Tucked away in a suite at the Encore Hotel lay perhaps the most interesting phone of all. No, not Samsung’s trifold, not even TCL’s NXTPaper phone, not some absurd rolling phone concept, nothing from Motorola. Away from the chaos of CES, in this room, on one table, lay a prototype of HONOR’s Robot Phone. Unlike the video we saw months back, this time, the phone was literally inches from us, showing exactly how HONOR managed to cram an entire 3-axis gimbal and a camera into a smartphone’s bump.

There were a few mandatory guidelines, though. Nobody could touch the phone, and this phone was just a prototype – a taste of the actual device that HONOR plans on revealing at Mobile World Congress. Even though the device wasn’t operational, or even switched on, just seeing a physical prototype was enough to get a VERY clear picture of what HONOR managed to build. Needless to say, it felt unbelievable just yesterday… but today, it was absolutely real. For what it’s worth, HONOR really did manage to engineer a camera and gimbal small enough to tuck itself away into a smartphone’s camera bump.

Designer: HONOR

It’s worth noting. The device isn’t a static model. The camera actually rotates, and goes right back into the phone’s bump. The mechanics work, but for now, they were just manual given that the phone was just a prototype. Physically, HONOR’s prototype is a working proof of concept, which is way more reassuring than a video which most people will assume is a bit of CGI. Knowing that fitting a gimbal into a phone is a pretty important milestone because now that HONOR’s proved at least the first step, it’s interesting to see how other tech companies will respond (if DJI makes a smartphone I will absolutely lose my mind).

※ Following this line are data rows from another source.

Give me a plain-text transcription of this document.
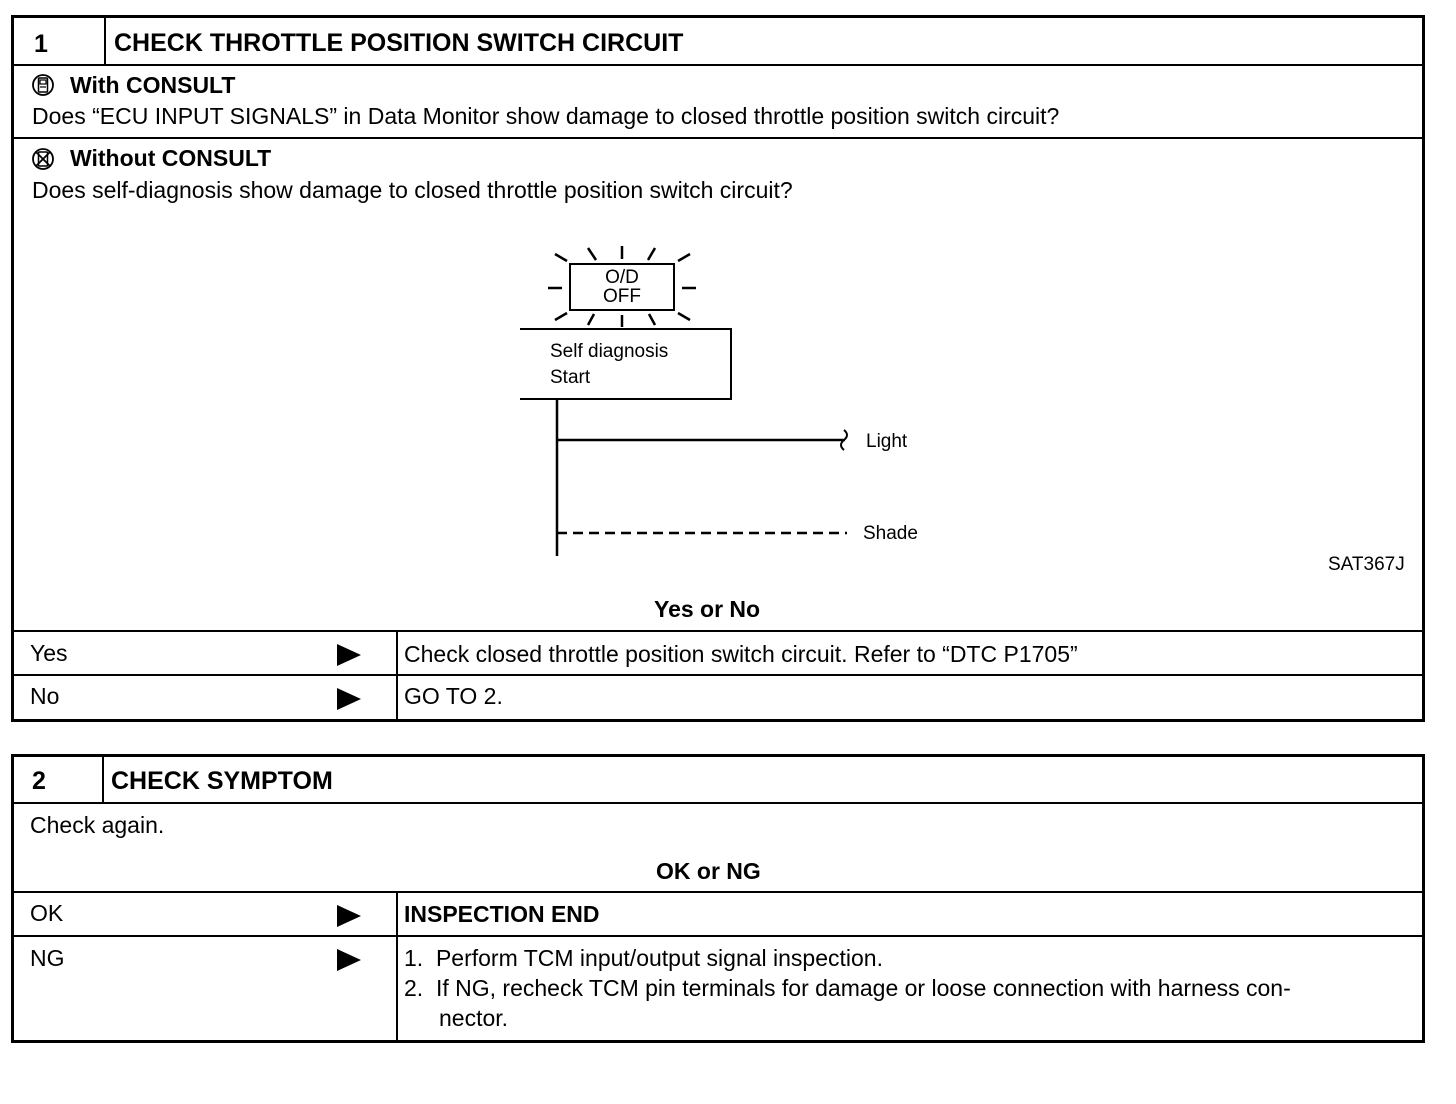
1	CHECK THROTTLE POSITION SWITCH CIRCUIT
With CONSULT
Does “ECU INPUT SIGNALS” in Data Monitor show damage to closed throttle position switch circuit?
Without CONSULT
Does self-diagnosis show damage to closed throttle position switch circuit?
Yes or No
Yes	Check closed throttle position switch circuit. Refer to “DTC P1705”
No	GO TO 2.
O/D
OFF
Self diagnosis
Start
Light
Shade
SAT367J
2	CHECK SYMPTOM
Check again.
OK or NG
OK	INSPECTION END
NG	1.  Perform TCM input/output signal inspection.
2.  If NG, recheck TCM pin terminals for damage or loose connection with harness con-
nector.
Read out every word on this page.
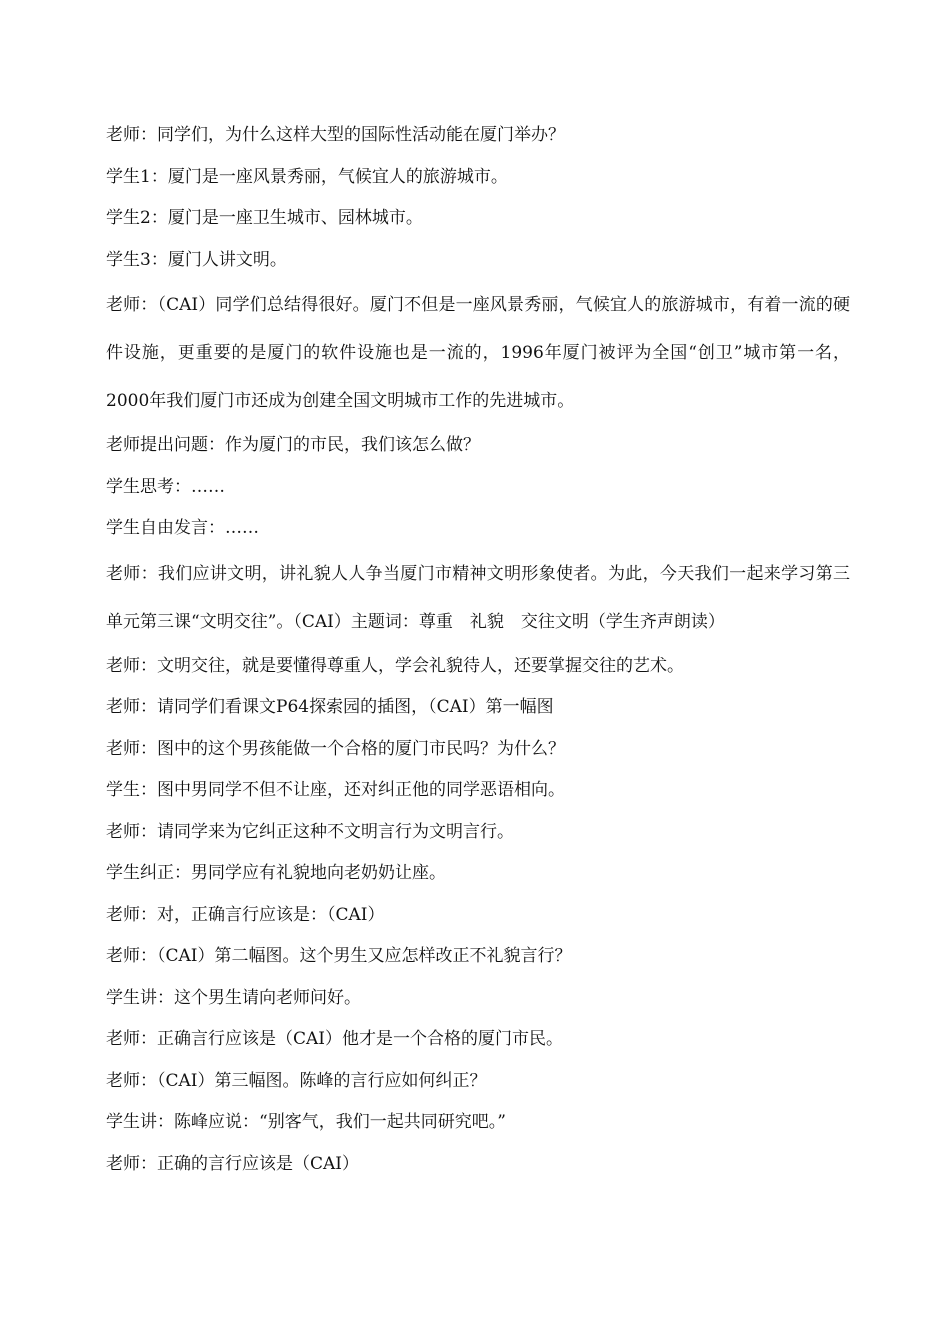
老师：同学们，为什么这样大型的国际性活动能在厦门举办？

学生1：厦门是一座风景秀丽，气候宜人的旅游城市。

学生2：厦门是一座卫生城市、园林城市。

学生3：厦门人讲文明。

老师：（CAI）同学们总结得很好。厦门不但是一座风景秀丽，气候宜人的旅游城市，有着一流的硬件设施，更重要的是厦门的软件设施也是一流的，1996年厦门被评为全国“创卫”城市第一名，2000年我们厦门市还成为创建全国文明城市工作的先进城市。

老师提出问题：作为厦门的市民，我们该怎么做？

学生思考：……

学生自由发言：……

老师：我们应讲文明，讲礼貌人人争当厦门市精神文明形象使者。为此，今天我们一起来学习第三单元第三课“文明交往”。（CAI）主题词：尊重　礼貌　交往文明（学生齐声朗读）

老师：文明交往，就是要懂得尊重人，学会礼貌待人，还要掌握交往的艺术。

老师：请同学们看课文P64探索园的插图，（CAI）第一幅图

老师：图中的这个男孩能做一个合格的厦门市民吗？为什么？

学生：图中男同学不但不让座，还对纠正他的同学恶语相向。

老师：请同学来为它纠正这种不文明言行为文明言行。

学生纠正：男同学应有礼貌地向老奶奶让座。

老师：对，正确言行应该是：（CAI）

老师：（CAI）第二幅图。这个男生又应怎样改正不礼貌言行？

学生讲：这个男生请向老师问好。

老师：正确言行应该是（CAI）他才是一个合格的厦门市民。

老师：（CAI）第三幅图。陈峰的言行应如何纠正？

学生讲：陈峰应说：“别客气，我们一起共同研究吧。”

老师：正确的言行应该是（CAI）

The gimbal results in a fairly chunky camera bump, but the tradeoff is really small if you think about what you’re getting. A camera that can point anywhere, track subjects, respond to gestures, and work without a tripod or a gimbal. It’s autonomous in every aspect, which means for the first time in history, you don’t control the smartphone’s camera. It controls itself. And it can literally follow you around the room, turning probably anywhere up to 360° to do so. HONOR’s team mentioned that this would change content creation almost overnight, especially in its home market of China, which sees a massive number of livestreamers using fancy smartphone rigs to film video in realtime. Here, all you need is a phone and a surface to place it on.

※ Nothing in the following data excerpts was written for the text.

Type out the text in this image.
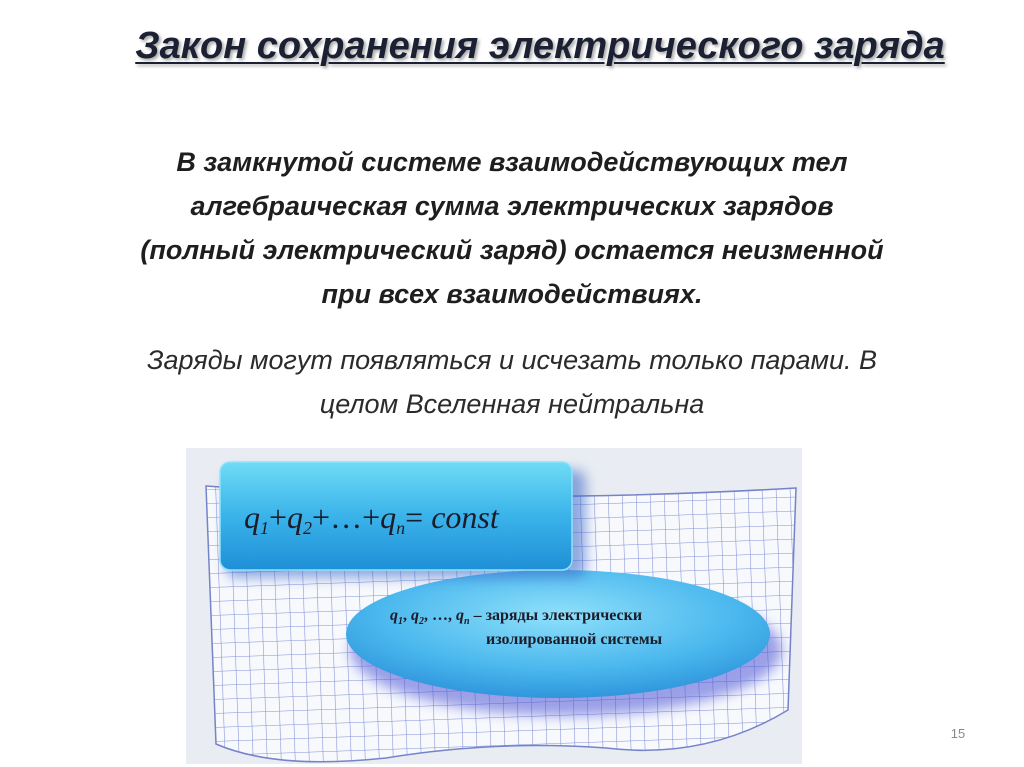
Закон сохранения электрического заряда
В замкнутой системе взаимодействующих тел
алгебраическая сумма электрических зарядов
(полный электрический заряд) остается неизменной
при всех взаимодействиях.
Заряды могут появляться и исчезать только парами. В
целом Вселенная нейтральна
q1+q2+…+qn= const
$q_1$, $q_2$, …, $q_n$ – заряды электрически
изолированной системы
15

The details are otherwise incredibly scarce. There’s no availability timeline, no pricing structure, not even anything on the camera’s quality or the phone’s battery life. For now, this proof-of-concept does two things, ushers in HONOR’s ‘Alpha’ era, with the company making great leaps in their new AI division (the phone has an Alpha logo on the back to mark this new era too)… and secondly, proves that electronic/optical image stabilization is probably dead when your phone literally packs a goshdarn 3-axis gimbal that can point anywhere and move on its own.